Gooch Agencies' female sale at Gloucester saleyards captured a rising market, with big framed Angus cows with calves by John and Margaret Clithero, Stroud, topping the bids at $2850, going to David Slack, Gloucester, who made the winning bid as he did at this sale two years ago, when prices reached similar money.
Older sisters of the same, part of the Clithero family's complete herd dispersal, made $2550.
Buyers came from Bingera and Tamworth to Maitland, with active agents from Armidale and Dorrigo keen to bid for some of the 600 head, which averaged $1650 for cows with calves
Until Australia Day the district had struggled with burnt Kikuyu paddocks desiccated by the worst drought in living memory, with the ever gurgling Barrington River failing to flow.
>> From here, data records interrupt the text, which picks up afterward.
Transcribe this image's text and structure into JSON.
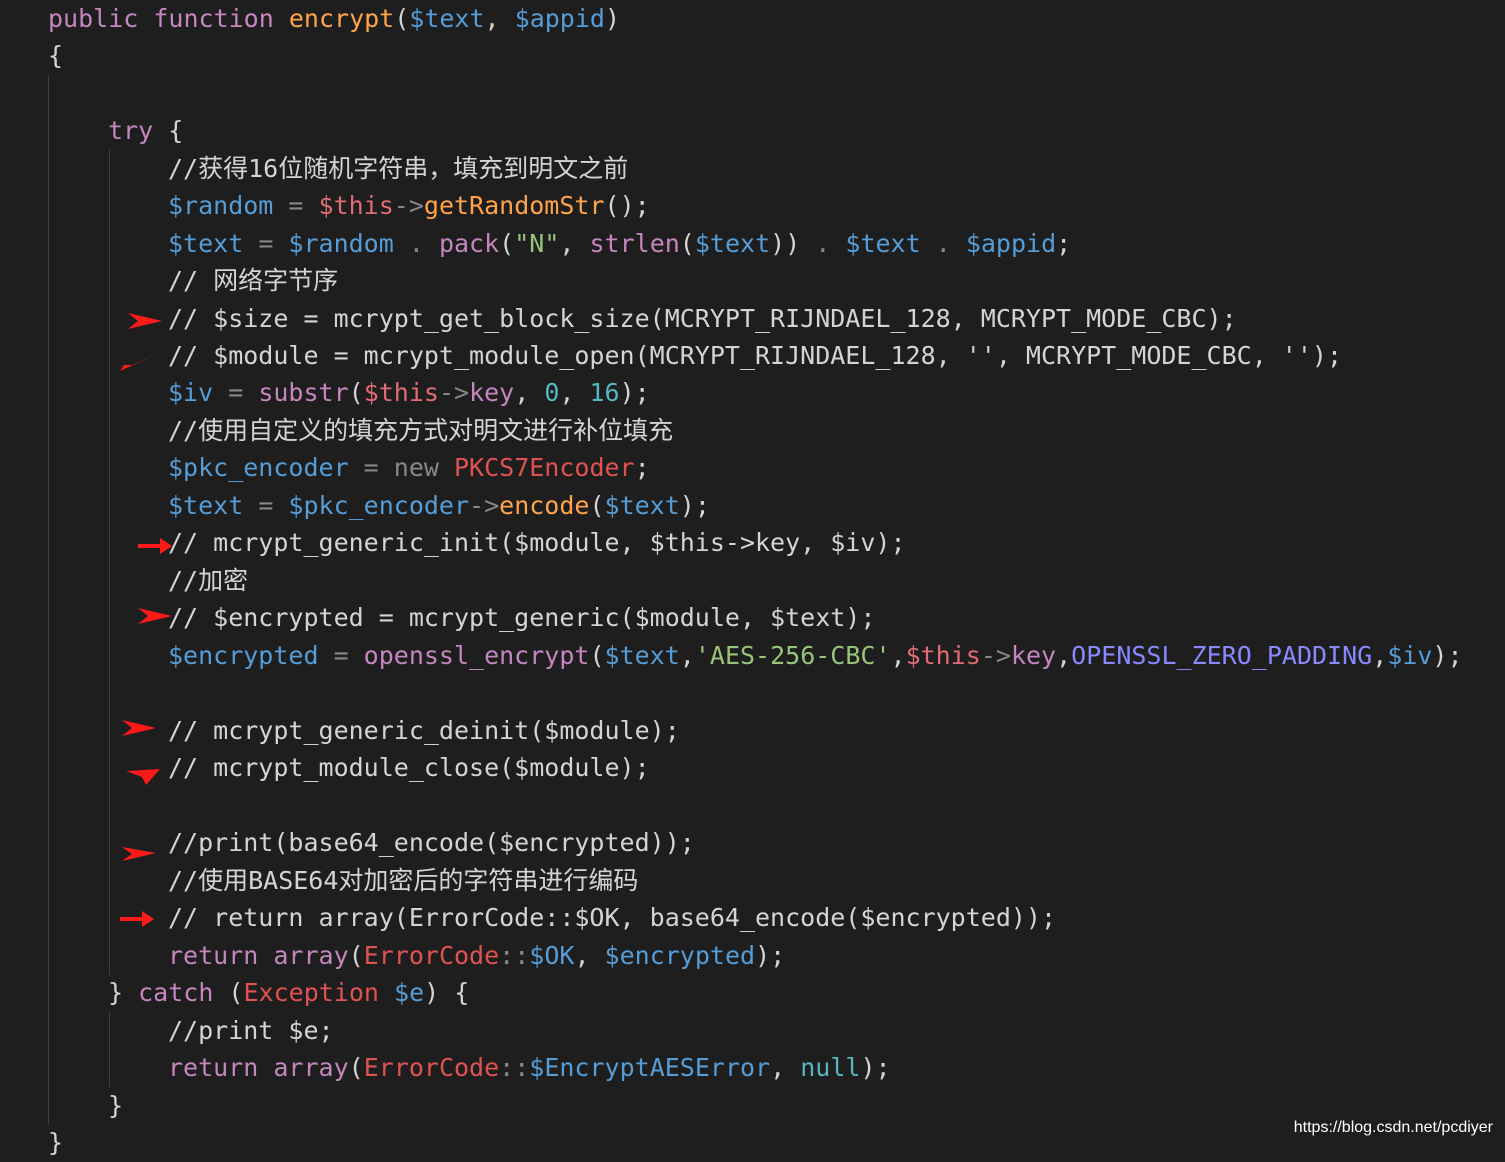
{
  "colors": {
    "background": "#1e1e1e",
    "default": "#d4d4d4",
    "keyword": "#c586c0",
    "function": "#ffa44a",
    "variable": "#569cd6",
    "this": "#e06c75",
    "builtin": "#c586c0",
    "string": "#98c379",
    "number": "#56b6c2",
    "comment": "#d4d4d4",
    "class": "#e05252",
    "constant": "#8888ff",
    "operator": "#888888",
    "arrow": "#ff1a1a"
  },
  "watermark": "https://blog.csdn.net/pcdiyer",
  "lines": [
    [
      [
        "keyword",
        "public"
      ],
      [
        "default",
        " "
      ],
      [
        "keyword",
        "function"
      ],
      [
        "default",
        " "
      ],
      [
        "function",
        "encrypt"
      ],
      [
        "default",
        "("
      ],
      [
        "variable",
        "$text"
      ],
      [
        "default",
        ", "
      ],
      [
        "variable",
        "$appid"
      ],
      [
        "default",
        ")"
      ]
    ],
    [
      [
        "default",
        "{"
      ]
    ],
    [],
    [
      [
        "keyword",
        "try"
      ],
      [
        "default",
        " {"
      ]
    ],
    [
      [
        "comment",
        "//获得16位随机字符串，填充到明文之前"
      ]
    ],
    [
      [
        "variable",
        "$random"
      ],
      [
        "operator",
        " = "
      ],
      [
        "this",
        "$this"
      ],
      [
        "operator",
        "->"
      ],
      [
        "function",
        "getRandomStr"
      ],
      [
        "default",
        "();"
      ]
    ],
    [
      [
        "variable",
        "$text"
      ],
      [
        "operator",
        " = "
      ],
      [
        "variable",
        "$random"
      ],
      [
        "operator",
        " . "
      ],
      [
        "builtin",
        "pack"
      ],
      [
        "default",
        "("
      ],
      [
        "string",
        "\"N\""
      ],
      [
        "default",
        ", "
      ],
      [
        "builtin",
        "strlen"
      ],
      [
        "default",
        "("
      ],
      [
        "variable",
        "$text"
      ],
      [
        "default",
        "))"
      ],
      [
        "operator",
        " . "
      ],
      [
        "variable",
        "$text"
      ],
      [
        "operator",
        " . "
      ],
      [
        "variable",
        "$appid"
      ],
      [
        "default",
        ";"
      ]
    ],
    [
      [
        "comment",
        "// 网络字节序"
      ]
    ],
    [
      [
        "comment",
        "// $size = mcrypt_get_block_size(MCRYPT_RIJNDAEL_128, MCRYPT_MODE_CBC);"
      ]
    ],
    [
      [
        "comment",
        "// $module = mcrypt_module_open(MCRYPT_RIJNDAEL_128, '', MCRYPT_MODE_CBC, '');"
      ]
    ],
    [
      [
        "variable",
        "$iv"
      ],
      [
        "operator",
        " = "
      ],
      [
        "builtin",
        "substr"
      ],
      [
        "default",
        "("
      ],
      [
        "this",
        "$this"
      ],
      [
        "operator",
        "->"
      ],
      [
        "builtin",
        "key"
      ],
      [
        "default",
        ", "
      ],
      [
        "number",
        "0"
      ],
      [
        "default",
        ", "
      ],
      [
        "number",
        "16"
      ],
      [
        "default",
        ");"
      ]
    ],
    [
      [
        "comment",
        "//使用自定义的填充方式对明文进行补位填充"
      ]
    ],
    [
      [
        "variable",
        "$pkc_encoder"
      ],
      [
        "operator",
        " = new "
      ],
      [
        "class",
        "PKCS7Encoder"
      ],
      [
        "default",
        ";"
      ]
    ],
    [
      [
        "variable",
        "$text"
      ],
      [
        "operator",
        " = "
      ],
      [
        "variable",
        "$pkc_encoder"
      ],
      [
        "operator",
        "->"
      ],
      [
        "function",
        "encode"
      ],
      [
        "default",
        "("
      ],
      [
        "variable",
        "$text"
      ],
      [
        "default",
        ");"
      ]
    ],
    [
      [
        "comment",
        "// mcrypt_generic_init($module, $this->key, $iv);"
      ]
    ],
    [
      [
        "comment",
        "//加密"
      ]
    ],
    [
      [
        "comment",
        "// $encrypted = mcrypt_generic($module, $text);"
      ]
    ],
    [
      [
        "variable",
        "$encrypted"
      ],
      [
        "operator",
        " = "
      ],
      [
        "builtin",
        "openssl_encrypt"
      ],
      [
        "default",
        "("
      ],
      [
        "variable",
        "$text"
      ],
      [
        "default",
        ","
      ],
      [
        "string",
        "'AES-256-CBC'"
      ],
      [
        "default",
        ","
      ],
      [
        "this",
        "$this"
      ],
      [
        "operator",
        "->"
      ],
      [
        "builtin",
        "key"
      ],
      [
        "default",
        ","
      ],
      [
        "constant",
        "OPENSSL_ZERO_PADDING"
      ],
      [
        "default",
        ","
      ],
      [
        "variable",
        "$iv"
      ],
      [
        "default",
        ");"
      ]
    ],
    [],
    [
      [
        "comment",
        "// mcrypt_generic_deinit($module);"
      ]
    ],
    [
      [
        "comment",
        "// mcrypt_module_close($module);"
      ]
    ],
    [],
    [
      [
        "comment",
        "//print(base64_encode($encrypted));"
      ]
    ],
    [
      [
        "comment",
        "//使用BASE64对加密后的字符串进行编码"
      ]
    ],
    [
      [
        "comment",
        "// return array(ErrorCode::$OK, base64_encode($encrypted));"
      ]
    ],
    [
      [
        "builtin",
        "return"
      ],
      [
        "default",
        " "
      ],
      [
        "builtin",
        "array"
      ],
      [
        "default",
        "("
      ],
      [
        "class",
        "ErrorCode"
      ],
      [
        "operator",
        "::"
      ],
      [
        "variable",
        "$OK"
      ],
      [
        "default",
        ", "
      ],
      [
        "variable",
        "$encrypted"
      ],
      [
        "default",
        ");"
      ]
    ],
    [
      [
        "default",
        "} "
      ],
      [
        "keyword",
        "catch"
      ],
      [
        "default",
        " ("
      ],
      [
        "class",
        "Exception"
      ],
      [
        "default",
        " "
      ],
      [
        "variable",
        "$e"
      ],
      [
        "default",
        ") {"
      ]
    ],
    [
      [
        "comment",
        "//print $e;"
      ]
    ],
    [
      [
        "builtin",
        "return"
      ],
      [
        "default",
        " "
      ],
      [
        "builtin",
        "array"
      ],
      [
        "default",
        "("
      ],
      [
        "class",
        "ErrorCode"
      ],
      [
        "operator",
        "::"
      ],
      [
        "variable",
        "$EncryptAESError"
      ],
      [
        "default",
        ", "
      ],
      [
        "number",
        "null"
      ],
      [
        "default",
        ");"
      ]
    ],
    [
      [
        "default",
        "}"
      ]
    ],
    [
      [
        "default",
        "}"
      ]
    ]
  ]
}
More than 200mm with up to 500mm in places has turned the place around.
Maureen Lowrey, Stroud, with progeny reflected throughout the sale, sold Angus first calvers for $2650.
The complete herd dispersal of Angus cows and calves by Lowry bulls from Craig Robson, Noss Mayo, Allworth, made $2400 going through Nutrien | Landmark agents, Tamworth. Cows by the same topped that section of the sale at $1900 going to Singleton processor Edward Throsby.
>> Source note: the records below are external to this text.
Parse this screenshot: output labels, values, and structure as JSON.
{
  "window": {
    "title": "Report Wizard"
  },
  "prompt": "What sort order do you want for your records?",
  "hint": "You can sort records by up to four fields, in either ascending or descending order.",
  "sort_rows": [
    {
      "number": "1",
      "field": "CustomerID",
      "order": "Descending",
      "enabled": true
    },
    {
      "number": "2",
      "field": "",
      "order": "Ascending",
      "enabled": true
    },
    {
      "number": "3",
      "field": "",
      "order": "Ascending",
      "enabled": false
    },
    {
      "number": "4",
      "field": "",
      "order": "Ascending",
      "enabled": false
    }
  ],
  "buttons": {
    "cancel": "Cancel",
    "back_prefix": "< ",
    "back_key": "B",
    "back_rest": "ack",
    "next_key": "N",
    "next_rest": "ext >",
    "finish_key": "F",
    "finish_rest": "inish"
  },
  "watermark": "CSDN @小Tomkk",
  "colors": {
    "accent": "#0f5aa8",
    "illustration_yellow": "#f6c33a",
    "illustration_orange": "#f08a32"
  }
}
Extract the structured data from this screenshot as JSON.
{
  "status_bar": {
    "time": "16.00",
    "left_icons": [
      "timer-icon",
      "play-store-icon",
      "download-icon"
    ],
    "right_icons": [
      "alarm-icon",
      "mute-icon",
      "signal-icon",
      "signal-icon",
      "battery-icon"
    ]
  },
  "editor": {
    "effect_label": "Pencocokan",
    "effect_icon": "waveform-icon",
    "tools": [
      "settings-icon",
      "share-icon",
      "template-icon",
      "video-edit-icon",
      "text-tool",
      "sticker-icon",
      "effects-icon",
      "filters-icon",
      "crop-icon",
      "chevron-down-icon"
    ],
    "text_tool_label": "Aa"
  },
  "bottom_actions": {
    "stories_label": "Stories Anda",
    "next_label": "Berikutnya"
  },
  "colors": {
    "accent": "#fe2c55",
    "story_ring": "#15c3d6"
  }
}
Second calf Brangus, back to the black bull, made $2250 going to Michael Burke, Wauchope, who was chasing a bit of Brahman infusion. Best Brangus made $100 more.
The only pen of Brahman cows with Hereford calves made $1625 going through Dorrigo agent Tim Bayliss, who bought a number of Angus and cross breds for local clients, including Marengo Station above Guy Fawkes.
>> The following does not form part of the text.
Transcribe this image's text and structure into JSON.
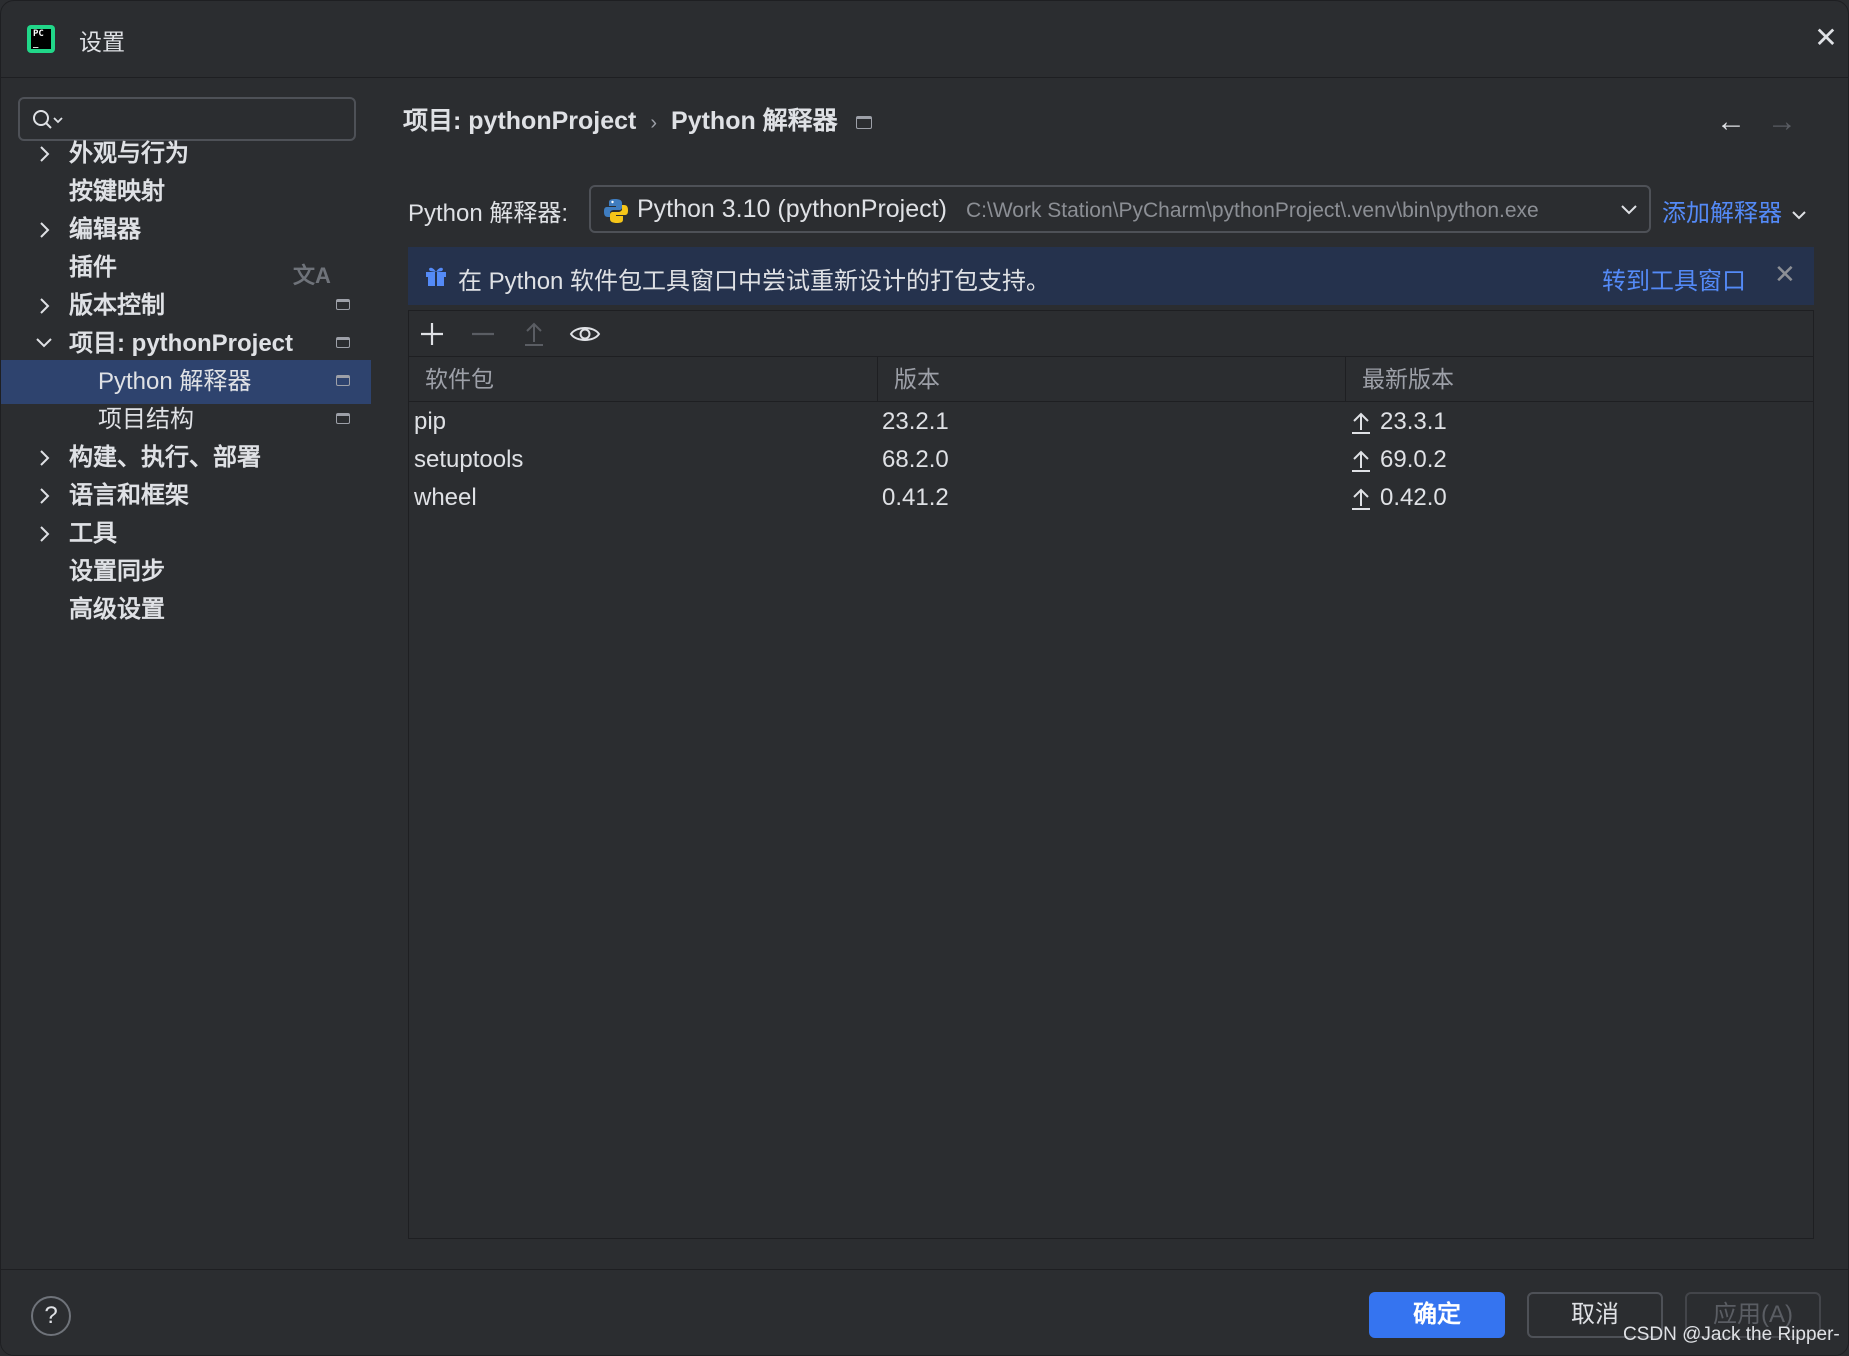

Black baldy cows with black calves made $1950. Charolais-cross cows with calves made $1650 going to the Bingera district. Devon cows with calves made $1650, going the same way.
Best Angus heifers PTIC from Dal and Alan Andrews, Weemilah, by Knowla bulls, sold to $1950.
There were plenty of buyers who made the decision to sell in the tough times and were now paying the big money to step back in but James Higgins, Curricabark, who bought Hereford cross heifers for $1400, said he held no grudges.
"We sold half our herd in the dry but we were happy with the prices at the time. We were pleased that they mostly stayed in the breeding herd," he said.
NSW co-ordinator for the Rural Marketing Agents Network, John Peden, said prices were strong right across the state, which contrasted sharply with the recovery out of droughts in 1982 and 2002. "It's a different world now," he said. "It is hard to see a drop in prices any time soon."